= European Strategy for Particle Physics =

Strategy document

The European Strategy for Particle Physics is a prioritisation of European ambitions to advance particle physics science for the long-term future and is the cornerstone of Europe's decision-making process in the field. The European Strategy is mandated by the CERN Council, and is formed through a broad consultation of the grass-roots particle physics community. The opinions of physicists from around the world are actively solicited and the European Strategy is developed in close coordination with similar processes in the US and Japan in order to ensure coordination and optimal use of resources globally.

The European Strategy takes into account the worldwide particle physics landscape and developments in related fields, and was initiated by the CERN Council to coordinate activities across a large, international and fast-moving community with the aim to maximise scientific returns.

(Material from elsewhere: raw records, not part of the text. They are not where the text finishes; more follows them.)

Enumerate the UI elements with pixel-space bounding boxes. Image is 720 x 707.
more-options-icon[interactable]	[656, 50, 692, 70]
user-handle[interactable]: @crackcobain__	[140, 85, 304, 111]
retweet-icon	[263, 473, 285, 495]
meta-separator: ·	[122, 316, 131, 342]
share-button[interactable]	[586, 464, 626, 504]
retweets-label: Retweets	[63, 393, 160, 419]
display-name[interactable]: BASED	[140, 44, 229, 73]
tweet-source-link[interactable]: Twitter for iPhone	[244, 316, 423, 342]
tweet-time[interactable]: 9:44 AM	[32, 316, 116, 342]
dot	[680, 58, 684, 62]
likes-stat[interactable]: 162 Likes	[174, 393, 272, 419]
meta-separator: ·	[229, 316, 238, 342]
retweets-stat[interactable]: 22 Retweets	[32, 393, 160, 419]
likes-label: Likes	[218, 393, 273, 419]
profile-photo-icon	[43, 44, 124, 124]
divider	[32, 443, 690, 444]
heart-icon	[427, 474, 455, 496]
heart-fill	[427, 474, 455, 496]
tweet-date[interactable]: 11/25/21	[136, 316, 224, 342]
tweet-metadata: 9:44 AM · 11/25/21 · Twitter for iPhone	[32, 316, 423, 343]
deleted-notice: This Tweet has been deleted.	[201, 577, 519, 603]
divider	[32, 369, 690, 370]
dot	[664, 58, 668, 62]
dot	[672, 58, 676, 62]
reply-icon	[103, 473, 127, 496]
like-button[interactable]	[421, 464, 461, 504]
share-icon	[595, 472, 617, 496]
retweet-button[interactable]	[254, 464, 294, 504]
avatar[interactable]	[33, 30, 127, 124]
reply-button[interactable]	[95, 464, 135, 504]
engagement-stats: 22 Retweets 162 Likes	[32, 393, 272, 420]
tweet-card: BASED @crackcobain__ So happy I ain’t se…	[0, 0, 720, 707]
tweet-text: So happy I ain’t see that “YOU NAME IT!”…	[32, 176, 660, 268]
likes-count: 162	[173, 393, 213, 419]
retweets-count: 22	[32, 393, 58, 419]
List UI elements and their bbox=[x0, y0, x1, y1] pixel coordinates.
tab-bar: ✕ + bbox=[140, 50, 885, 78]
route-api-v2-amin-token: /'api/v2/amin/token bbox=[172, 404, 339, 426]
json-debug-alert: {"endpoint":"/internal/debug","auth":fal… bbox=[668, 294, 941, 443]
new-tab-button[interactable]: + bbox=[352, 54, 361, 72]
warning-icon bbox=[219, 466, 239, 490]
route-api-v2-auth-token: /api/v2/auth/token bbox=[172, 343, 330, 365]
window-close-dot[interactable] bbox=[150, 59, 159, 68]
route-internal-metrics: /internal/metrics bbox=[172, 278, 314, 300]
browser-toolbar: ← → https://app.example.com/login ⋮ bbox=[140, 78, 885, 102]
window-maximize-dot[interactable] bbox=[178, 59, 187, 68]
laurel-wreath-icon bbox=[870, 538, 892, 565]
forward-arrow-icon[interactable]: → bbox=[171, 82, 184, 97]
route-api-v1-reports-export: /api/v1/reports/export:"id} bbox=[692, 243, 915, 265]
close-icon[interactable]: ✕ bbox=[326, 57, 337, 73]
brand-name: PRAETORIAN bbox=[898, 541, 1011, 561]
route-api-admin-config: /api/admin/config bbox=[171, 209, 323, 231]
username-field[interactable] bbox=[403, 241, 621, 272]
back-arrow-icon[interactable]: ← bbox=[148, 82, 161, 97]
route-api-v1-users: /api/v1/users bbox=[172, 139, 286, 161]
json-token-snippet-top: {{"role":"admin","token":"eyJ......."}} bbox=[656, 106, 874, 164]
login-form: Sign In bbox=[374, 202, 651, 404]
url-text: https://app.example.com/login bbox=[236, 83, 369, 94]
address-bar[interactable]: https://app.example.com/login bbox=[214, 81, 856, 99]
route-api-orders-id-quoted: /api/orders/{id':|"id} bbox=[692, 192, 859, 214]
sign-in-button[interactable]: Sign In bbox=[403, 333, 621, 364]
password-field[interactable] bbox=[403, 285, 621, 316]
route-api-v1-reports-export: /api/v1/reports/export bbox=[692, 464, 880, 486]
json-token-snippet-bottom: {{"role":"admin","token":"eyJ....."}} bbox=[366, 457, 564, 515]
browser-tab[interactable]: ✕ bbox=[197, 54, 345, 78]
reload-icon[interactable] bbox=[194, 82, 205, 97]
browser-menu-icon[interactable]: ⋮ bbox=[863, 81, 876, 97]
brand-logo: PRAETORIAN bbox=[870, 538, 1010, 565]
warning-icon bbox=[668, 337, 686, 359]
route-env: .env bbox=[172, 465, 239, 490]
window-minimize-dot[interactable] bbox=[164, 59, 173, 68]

The CERN Council began discussions in 2005 that led to the European Strategy's first document being adopted in 2006. The Large Hadron Collider (LHC) was cited as the top scientific priority of European particle physics with a discussion of a possible significant luminosity upgrade. Other priorities included research and development of future accelerators, coordination with a potential International Linear Collider, and participation in a global neutrino program.

An update to the original European Strategy was prepared in 2012 and formally adopted in 2013 following the discovery of the Higgs boson.

Input from the particle physics community for the next update was requested to be submitted by 18 December 2018. This update for the decade of the 2020s was adopted in June 2020.